I cannot understand either why the Minister says that a worker must have four years with an employer in order to be compensated. I do not know where this particular magical figure of four years comes from. Why did the Minister not make it three years, or two years? The Minister might look again at that particular qualification. That qualification is important in regard to adult workers but a more important point is one to which I have already referred, that is, that a person has to wait for four weeks after being declared redundant before getting compensation. Surely one of the purposes of redundancy compensation is to maintain the worker and his family and to ensure that the dislocation shall be as little as possible, pending the worker's re-absorption, it is hoped, into industry.
It appears to be completely illogical to provide that a worker who qualifies as being redundant may have to receive the ordinary social welfare payments for four weeks. Is it hoped that in this way the fund will be saved that expense, or is it hoped that by having a worker go within the scope of receiving the ordinary social welfare payments for four weeks, it will attune his mind and that as a consequence he will be more amenable to accepting work that otherwise he would not accept?
I was somewhat surprised by one of the arguments in the Minister's statement. If it were accepted, the Minister, the Government and this House would have little hope of ever seeing the country developed. It is implied in the statement that if the compensation payments were too high, workers would not accept work. I should like to express the most emphatic resentment against that implication, that a worker who through no fault of his own is signing on at the unemployment exchange does so because he does not want to work. This is the suggestion that is clear in the Minister's statement when he says that the benefits must be sufficient to enable redundant workers to maintain standards relatively close to their pre-redundancy level while they are placed in, on retrained for alternative employment. Of course, this does not apply to the first four weeks. If they go on social welfare for the first four weeks, they will not be meeting what the Minister says is an objective.

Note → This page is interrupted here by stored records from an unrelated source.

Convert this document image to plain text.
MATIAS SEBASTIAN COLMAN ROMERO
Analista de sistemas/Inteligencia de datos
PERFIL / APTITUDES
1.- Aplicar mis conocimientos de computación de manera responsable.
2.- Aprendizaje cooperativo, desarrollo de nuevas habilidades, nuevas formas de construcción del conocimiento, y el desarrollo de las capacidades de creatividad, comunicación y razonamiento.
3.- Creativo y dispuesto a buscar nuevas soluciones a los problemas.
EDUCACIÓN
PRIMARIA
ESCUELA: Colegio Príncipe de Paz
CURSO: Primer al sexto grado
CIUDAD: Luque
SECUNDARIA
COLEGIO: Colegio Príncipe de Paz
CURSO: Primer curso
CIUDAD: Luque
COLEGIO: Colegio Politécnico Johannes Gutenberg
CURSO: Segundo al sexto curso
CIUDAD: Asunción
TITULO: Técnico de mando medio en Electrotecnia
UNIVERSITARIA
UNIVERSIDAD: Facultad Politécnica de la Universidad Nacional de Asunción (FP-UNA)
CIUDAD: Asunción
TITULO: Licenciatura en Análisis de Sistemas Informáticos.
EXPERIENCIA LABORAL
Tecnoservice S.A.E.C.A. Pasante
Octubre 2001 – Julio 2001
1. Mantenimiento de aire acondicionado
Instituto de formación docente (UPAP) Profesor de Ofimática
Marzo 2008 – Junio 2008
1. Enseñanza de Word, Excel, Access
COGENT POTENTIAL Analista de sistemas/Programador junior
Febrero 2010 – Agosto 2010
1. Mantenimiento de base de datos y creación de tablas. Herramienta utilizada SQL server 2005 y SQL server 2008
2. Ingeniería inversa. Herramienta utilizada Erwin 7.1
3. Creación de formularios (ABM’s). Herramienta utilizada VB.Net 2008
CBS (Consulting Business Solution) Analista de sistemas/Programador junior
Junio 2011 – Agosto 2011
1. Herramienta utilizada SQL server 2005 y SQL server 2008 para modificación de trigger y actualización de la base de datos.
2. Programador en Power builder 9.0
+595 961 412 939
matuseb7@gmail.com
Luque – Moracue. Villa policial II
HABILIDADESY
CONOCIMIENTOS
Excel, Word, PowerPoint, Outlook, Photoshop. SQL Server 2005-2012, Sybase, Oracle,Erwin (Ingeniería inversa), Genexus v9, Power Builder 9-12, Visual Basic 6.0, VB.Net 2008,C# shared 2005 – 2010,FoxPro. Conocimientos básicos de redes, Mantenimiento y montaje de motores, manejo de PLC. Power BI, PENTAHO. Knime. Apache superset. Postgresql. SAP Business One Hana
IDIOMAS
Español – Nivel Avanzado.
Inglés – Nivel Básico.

The Minister also says that the benefits should be substantial enough to effect the necessary change of attitudes towards redundancy, and must not be so high as to add significantly to production costs or act as a disincentive to the seeking or accepting of alternative employment. This last point is of particular significance in regard to the weekly payments. This is the part of the Minister's statement which is being given effect to in the Bill and which I think should rightly be challenged in this House.
There is little use in members of the Government telling industrialists who might be interested in establishing industries here that we have available manpower, because, to our shame to some extent, we have had manpower available for years when most European countries were short of manpower. It is little use to say that the workers here are intelligent, capable and adaptable and ready trained to take jobs in industry and at the same time, say in this Bill what in fact is said by the Minister, that the level of compensation payments must be kept a bit lower than it might otherwise be because workers might not be encouraged to accept employment.